Calvin’s dad, famous pop star Johnny Coconut, is coming to Hawaii for a concert, and Calvin gets to choose ten friends to join him in the front row. By the time he’s given tickets to all his friends, he’s got one left. He knows he should probably give it to Shayla, his classmate who is a huge fan of his dad’s music, but Tito, one of the school bullies has already claimed the ticket for himself. While Calvin tries to make his choice, he also struggles with worries about seeing his dad again after such a long time, and meeting his stepmother.
I really liked Man Trip, the previous Calvin Coconut installment, because it really raised the bar in terms of developing Calvin as a character. Rocket Ride, once again, really gets to the heart of who Calvin is as a person and puts him through some challenges that ultimately affirm this identity. Series books are often dismissed by parents in my library as frivolous stories that are all the same, that do not promote “serious reading.” Rocket Ride - and nearly all the titles in the Calvin Coconut series - prove the exact opposite. They are beautifully descriptive, they support character education, and they portray the realities of growing up.

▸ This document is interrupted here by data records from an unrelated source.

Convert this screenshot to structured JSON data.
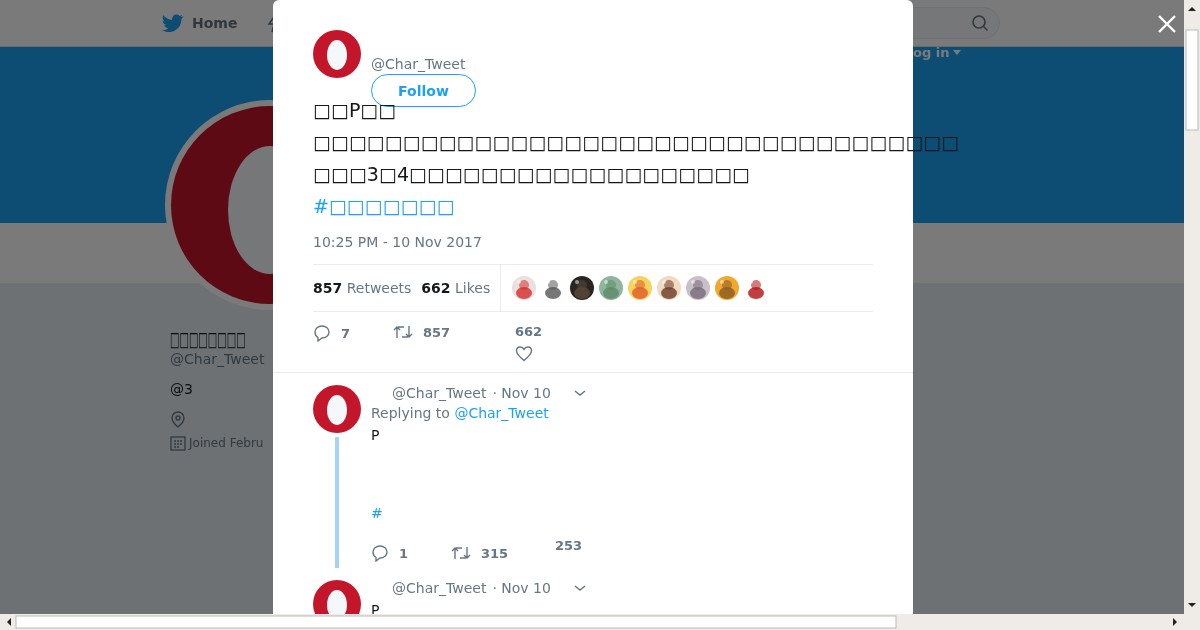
{
  "nav": {
    "home": "Home",
    "login": "og in"
  },
  "profile": {
    "name": "□□□□□□□□",
    "handle": "@Char_Tweet",
    "bio": "@3",
    "joined": "Joined Febru"
  },
  "tweet": {
    "handle": "@Char_Tweet",
    "follow": "Follow",
    "lines": [
      "□□P□□",
      "□□□□□□□□□□□□□□□□□□□□□□□□□□□□□□□□□□□□",
      "□□□3□4□□□□□□□□□□□□□□□□□□□"
    ],
    "hashtag": "#□□□□□□□",
    "time": "10:25 PM - 10 Nov 2017",
    "retweets": {
      "count": "857",
      "label": "Retweets"
    },
    "likes": {
      "count": "662",
      "label": "Likes"
    },
    "actions": {
      "reply": "7",
      "retweet": "857",
      "like": "662"
    }
  },
  "replies": [
    {
      "handle": "@Char_Tweet",
      "date": "· Nov 10",
      "replying_label": "Replying to",
      "replying_to": "@Char_Tweet",
      "text": "P",
      "hashtag": "#",
      "actions": {
        "reply": "1",
        "retweet": "315",
        "like": "253"
      }
    },
    {
      "handle": "@Char_Tweet",
      "date": "· Nov 10",
      "text": "P"
    }
  ]
}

In this particular book, readers are treated to more Hawaiian language - right on the very first page, we learn that hamajang means “all mixed up” - and more of Calvin’s inner monologue, which really helps drive home his difficulty in deciding whether to cave to a bully or give Shayla a chance to attend the concert. It also keeps the reader empathetic to his actions, even when he takes some of the wrong ones, because we understand his motives. Long-time readers of the series will also finally meet Johnny Coconut, and the family scenes toward the end of the story present a really amicable and hopeful portrait of Calvin’s family that kids will likely find comforting.
My only complaint - and it’s actually not about the story itself at all - is that the title of this book absolutely does not sell the story. "Rocket Ride" is the name of Calvin’s dad’s hit song, but readers are not going to pick up on that until they already have the book in hand. I’m not sure what a better title would look like, but I think it should mention something more about the contents of the book so that kids who don’t yet know Calvin will still be inspired to read it based on some other interest.
I received a digital ARC of Rocket Ride from Random House via NetGalley.